After performing and singing in the repertory company for eight months, Mitchell started getting television acting gigs, including a supporting role in the television series “Trapper John, MD.” He played Dr. Justin “Jackpot” Jackson in the series during its run from 1979 to 1986.
Wanting to try his hand as a singer and actor in another performing medium, he took to the stage at the Pasadena Playhouse in the production “Mail” that ended up in 1988 going to Broadway — his first appearance on the “Great White Way.”
Mitchell’s Broadway credits that followed included popular iconic productions “Ragtime,” “Jelly’s Last Jam,” “Kiss Me Kate,” “Man of La Mancha,” and other favorites. Along his Broadway journey, he collected numerous Tony Award nominations, including a win for best actor and the 2016 Isabelle Stevenson Tony Award for his work with the Actors Fund.
But while life as a Broadway actor has its monumental high points, it also takes over an actor’s life by virtue of the sheer hours that are devoted to a production.
“Since my son was born, I didn’t really want to be stuck doing eight shows a week performing in a Broadway play,” Mitchell mused. “It takes up a lot of your time, especially when you would normally see your kid. So that’s when I went into the concert world.”
Singing in a concert setting has given the talented performer more of his life back while at the same time giving him the opportunity to perform with top orchestras in different theaters all over the country. He’s been fortunate to work with iconic composer-conductor John Williams and conductor Keith Lockhart of the Boston Pops Orchestra over the years.
“Sometimes I do a show just with the piano, sometimes with a trio, sometimes with a jazz band. It’s always different. I can say what I want, I can sing what I want and do what I want,” Mitchell said.
And that’s what the Seattle-born entertainer will be doing at the Historic Roxy on Saturday.
While he most enjoys the concert stage setting these days, the performer freely admits his favorite venue is “wherever I can make a living — sometimes it’s television, sometimes it’s film, sometimes it’s voiceover work.”

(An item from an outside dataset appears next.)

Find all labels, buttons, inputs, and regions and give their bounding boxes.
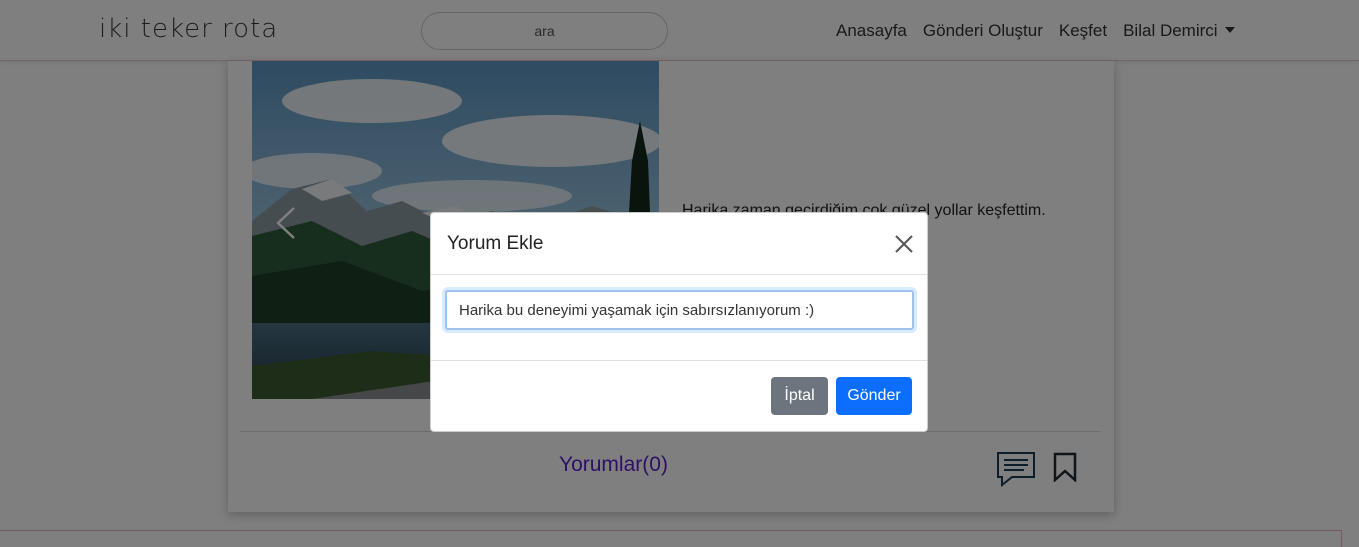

Mitchell also has immersed himself in creating albums of his music. One of his albums, “Plays With Music,” is now being marketed. He also has three future albums brewing “in my head.”
He’s one lucky guy
The affable Mitchell is enjoying the freedom that his show-biz versatility has allowed him. But he is the first to admit that he’s one lucky guy.

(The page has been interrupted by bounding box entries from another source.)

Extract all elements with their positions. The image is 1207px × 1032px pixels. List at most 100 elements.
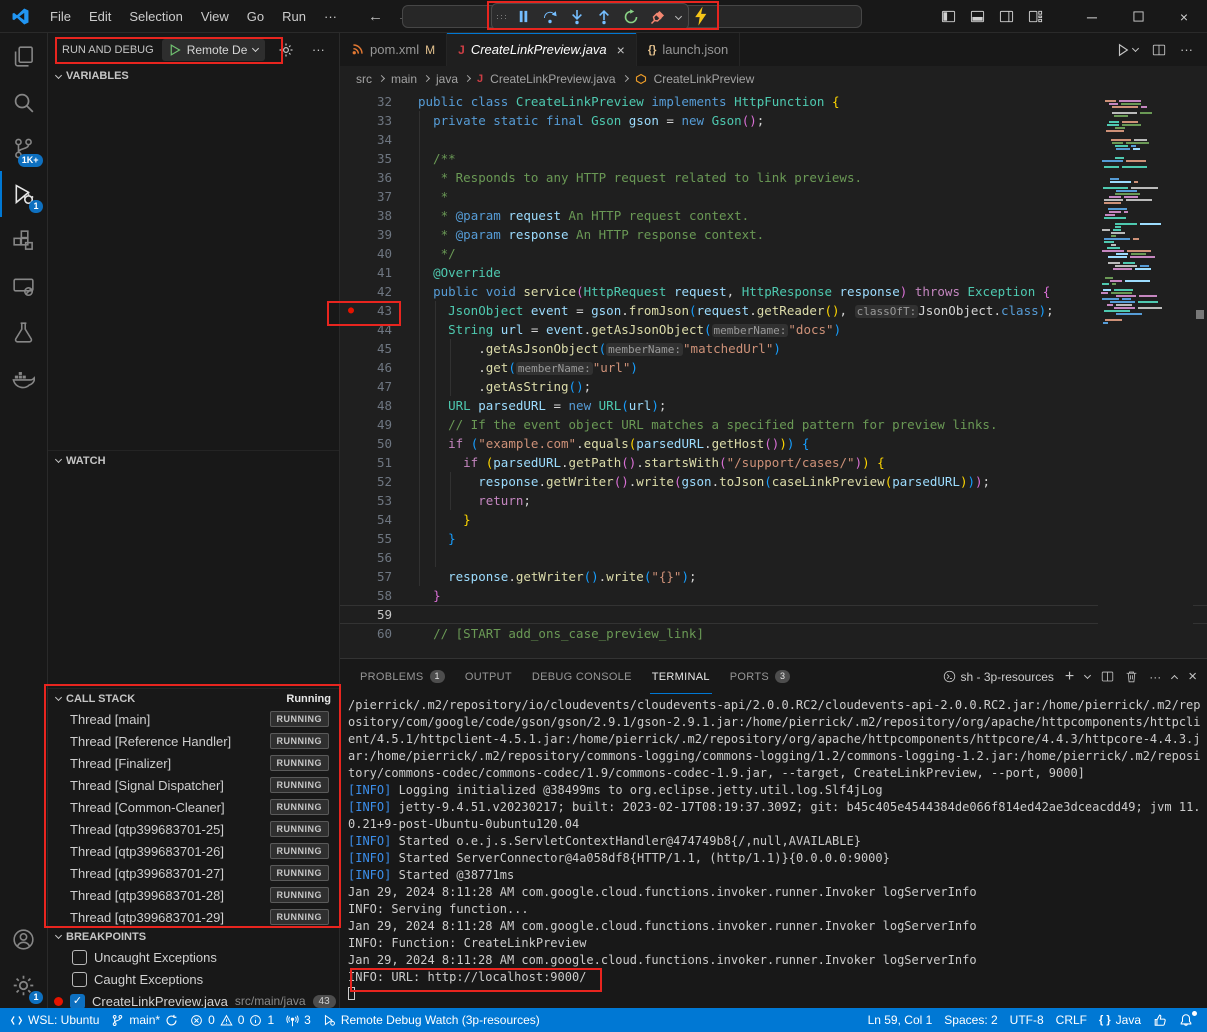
code-line[interactable]: 37 * bbox=[340, 187, 1207, 206]
problems-indicator[interactable]: 0 0 1 bbox=[184, 1008, 280, 1032]
line-number[interactable]: 59 bbox=[362, 605, 392, 624]
line-number[interactable]: 58 bbox=[362, 586, 392, 605]
menu-edit[interactable]: Edit bbox=[80, 5, 120, 28]
editor-scrollbar[interactable] bbox=[1193, 92, 1207, 658]
tab-createlinkpreview-java[interactable]: J CreateLinkPreview.java × bbox=[447, 33, 637, 66]
line-number[interactable]: 42 bbox=[362, 282, 392, 301]
code-line[interactable]: 51 if (parsedURL.getPath().startsWith("/… bbox=[340, 453, 1207, 472]
code-line[interactable]: 35 /** bbox=[340, 149, 1207, 168]
glyph-margin[interactable] bbox=[340, 548, 362, 567]
code-line[interactable]: 36 * Responds to any HTTP request relate… bbox=[340, 168, 1207, 187]
line-number[interactable]: 47 bbox=[362, 377, 392, 396]
remote-indicator[interactable]: WSL: Ubuntu bbox=[4, 1008, 105, 1032]
notifications-bell-icon[interactable] bbox=[1173, 1008, 1199, 1032]
code-line[interactable]: 60 // [START add_ons_case_preview_link] bbox=[340, 624, 1207, 643]
code-line[interactable]: 42 public void service(HttpRequest reque… bbox=[340, 282, 1207, 301]
glyph-margin[interactable] bbox=[340, 586, 362, 605]
code-line[interactable]: 59 bbox=[340, 605, 1207, 624]
line-number[interactable]: 50 bbox=[362, 434, 392, 453]
line-number[interactable]: 45 bbox=[362, 339, 392, 358]
glyph-margin[interactable] bbox=[340, 168, 362, 187]
line-number[interactable]: 35 bbox=[362, 149, 392, 168]
activity-testing[interactable] bbox=[0, 309, 48, 355]
glyph-margin[interactable] bbox=[340, 320, 362, 339]
call-stack-thread[interactable]: Thread [qtp399683701-26]RUNNING bbox=[48, 840, 339, 862]
tab-launch-json[interactable]: {} launch.json bbox=[637, 33, 740, 66]
split-editor-icon[interactable] bbox=[1152, 43, 1166, 57]
language-mode[interactable]: { }Java bbox=[1093, 1008, 1147, 1032]
code-editor[interactable]: 32public class CreateLinkPreview impleme… bbox=[340, 92, 1207, 658]
line-number[interactable]: 53 bbox=[362, 491, 392, 510]
kill-terminal-icon[interactable] bbox=[1125, 670, 1138, 683]
glyph-margin[interactable] bbox=[340, 377, 362, 396]
glyph-margin[interactable] bbox=[340, 111, 362, 130]
line-number[interactable]: 51 bbox=[362, 453, 392, 472]
breadcrumb-java[interactable]: java bbox=[436, 72, 458, 86]
menu-more[interactable]: ··· bbox=[315, 5, 346, 28]
line-number[interactable]: 46 bbox=[362, 358, 392, 377]
breakpoints-header[interactable]: BREAKPOINTS bbox=[48, 926, 339, 946]
breadcrumb-main[interactable]: main bbox=[391, 72, 417, 86]
glyph-margin[interactable] bbox=[340, 263, 362, 282]
line-number[interactable]: 60 bbox=[362, 624, 392, 643]
toggle-panel-icon[interactable] bbox=[970, 9, 985, 24]
variables-header[interactable]: VARIABLES bbox=[48, 66, 339, 86]
code-line[interactable]: 57 response.getWriter().write("{}"); bbox=[340, 567, 1207, 586]
new-terminal-icon[interactable]: + bbox=[1065, 668, 1074, 686]
call-stack-thread[interactable]: Thread [Reference Handler]RUNNING bbox=[48, 730, 339, 752]
activity-explorer[interactable] bbox=[0, 33, 48, 79]
checkbox-unchecked[interactable] bbox=[72, 972, 87, 987]
glyph-margin[interactable] bbox=[340, 149, 362, 168]
code-line[interactable]: 45 .getAsJsonObject(memberName:"matchedU… bbox=[340, 339, 1207, 358]
editor-more-actions-icon[interactable]: ··· bbox=[1180, 42, 1193, 57]
activity-extensions[interactable] bbox=[0, 217, 48, 263]
line-number[interactable]: 34 bbox=[362, 130, 392, 149]
configure-gear-icon[interactable] bbox=[275, 39, 297, 61]
tab-debug-console[interactable]: DEBUG CONSOLE bbox=[522, 659, 642, 694]
glyph-margin[interactable] bbox=[340, 605, 362, 624]
tab-output[interactable]: OUTPUT bbox=[455, 659, 522, 694]
call-stack-thread[interactable]: Thread [Finalizer]RUNNING bbox=[48, 752, 339, 774]
line-number[interactable]: 54 bbox=[362, 510, 392, 529]
activity-run-debug[interactable]: 1 bbox=[0, 171, 48, 217]
breakpoint-caught-exceptions[interactable]: Caught Exceptions bbox=[48, 968, 339, 990]
glyph-margin[interactable] bbox=[340, 225, 362, 244]
tab-problems[interactable]: PROBLEMS1 bbox=[350, 659, 455, 694]
glyph-margin[interactable] bbox=[340, 92, 362, 111]
code-line[interactable]: 38 * @param request An HTTP request cont… bbox=[340, 206, 1207, 225]
breadcrumb-class[interactable]: CreateLinkPreview bbox=[654, 72, 755, 86]
line-number[interactable]: 55 bbox=[362, 529, 392, 548]
checkbox-checked[interactable]: ✓ bbox=[70, 994, 85, 1009]
code-line[interactable]: 48 URL parsedURL = new URL(url); bbox=[340, 396, 1207, 415]
line-number[interactable]: 36 bbox=[362, 168, 392, 187]
git-branch-indicator[interactable]: main* bbox=[105, 1008, 184, 1032]
debug-session-indicator[interactable]: Remote Debug Watch (3p-resources) bbox=[317, 1008, 546, 1032]
glyph-margin[interactable] bbox=[340, 472, 362, 491]
terminal-output[interactable]: /pierrick/.m2/repository/io/cloudevents/… bbox=[340, 695, 1207, 1008]
glyph-margin[interactable] bbox=[340, 339, 362, 358]
activity-docker[interactable] bbox=[0, 355, 48, 401]
code-line[interactable]: 50 if ("example.com".equals(parsedURL.ge… bbox=[340, 434, 1207, 453]
code-line[interactable]: 32public class CreateLinkPreview impleme… bbox=[340, 92, 1207, 111]
code-line[interactable]: 58 } bbox=[340, 586, 1207, 605]
code-line[interactable]: ●43 JsonObject event = gson.fromJson(req… bbox=[340, 301, 1207, 320]
glyph-margin[interactable] bbox=[340, 130, 362, 149]
glyph-margin[interactable] bbox=[340, 244, 362, 263]
code-line[interactable]: 44 String url = event.getAsJsonObject(me… bbox=[340, 320, 1207, 339]
glyph-margin[interactable] bbox=[340, 453, 362, 472]
line-number[interactable]: 57 bbox=[362, 567, 392, 586]
feedback-icon[interactable] bbox=[1147, 1008, 1173, 1032]
tab-close-icon[interactable]: × bbox=[617, 42, 625, 58]
line-number[interactable]: 44 bbox=[362, 320, 392, 339]
menu-selection[interactable]: Selection bbox=[120, 5, 191, 28]
pause-icon[interactable] bbox=[510, 5, 536, 28]
code-line[interactable]: 49 // If the event object URL matches a … bbox=[340, 415, 1207, 434]
disconnect-icon[interactable] bbox=[645, 5, 671, 28]
activity-remote-explorer[interactable] bbox=[0, 263, 48, 309]
menu-run[interactable]: Run bbox=[273, 5, 315, 28]
code-line[interactable]: 54 } bbox=[340, 510, 1207, 529]
tab-pom-xml[interactable]: pom.xml M bbox=[340, 33, 447, 66]
call-stack-header[interactable]: CALL STACKRunning bbox=[48, 688, 339, 708]
call-stack-thread[interactable]: Thread [qtp399683701-29]RUNNING bbox=[48, 906, 339, 928]
line-number[interactable]: 40 bbox=[362, 244, 392, 263]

“I call myself the luckiest actor in the world,” he said with a smile that telegraphed over the phone. “I never had to wait tables, pump gas, never had to do anything except perform. I understand how unusual and rare and uncommon that is for anyone to have that kind of experience in this business.
“In show business, there’s a lot of luck involved. You have to be at the right place, at the right time, with a certain talent set. I don’t know what the exact combination is, but the one thing I’m sure about is that I don’t know anybody who’s successful in show business who hasn’t worked really, really hard at it.”
And Mitchell said he’s worked hard at his craft. But the hard work has never been an issue for him.
”I love the work. For me, it’s really fun and that’s why I do it. I do it because I love doing it.”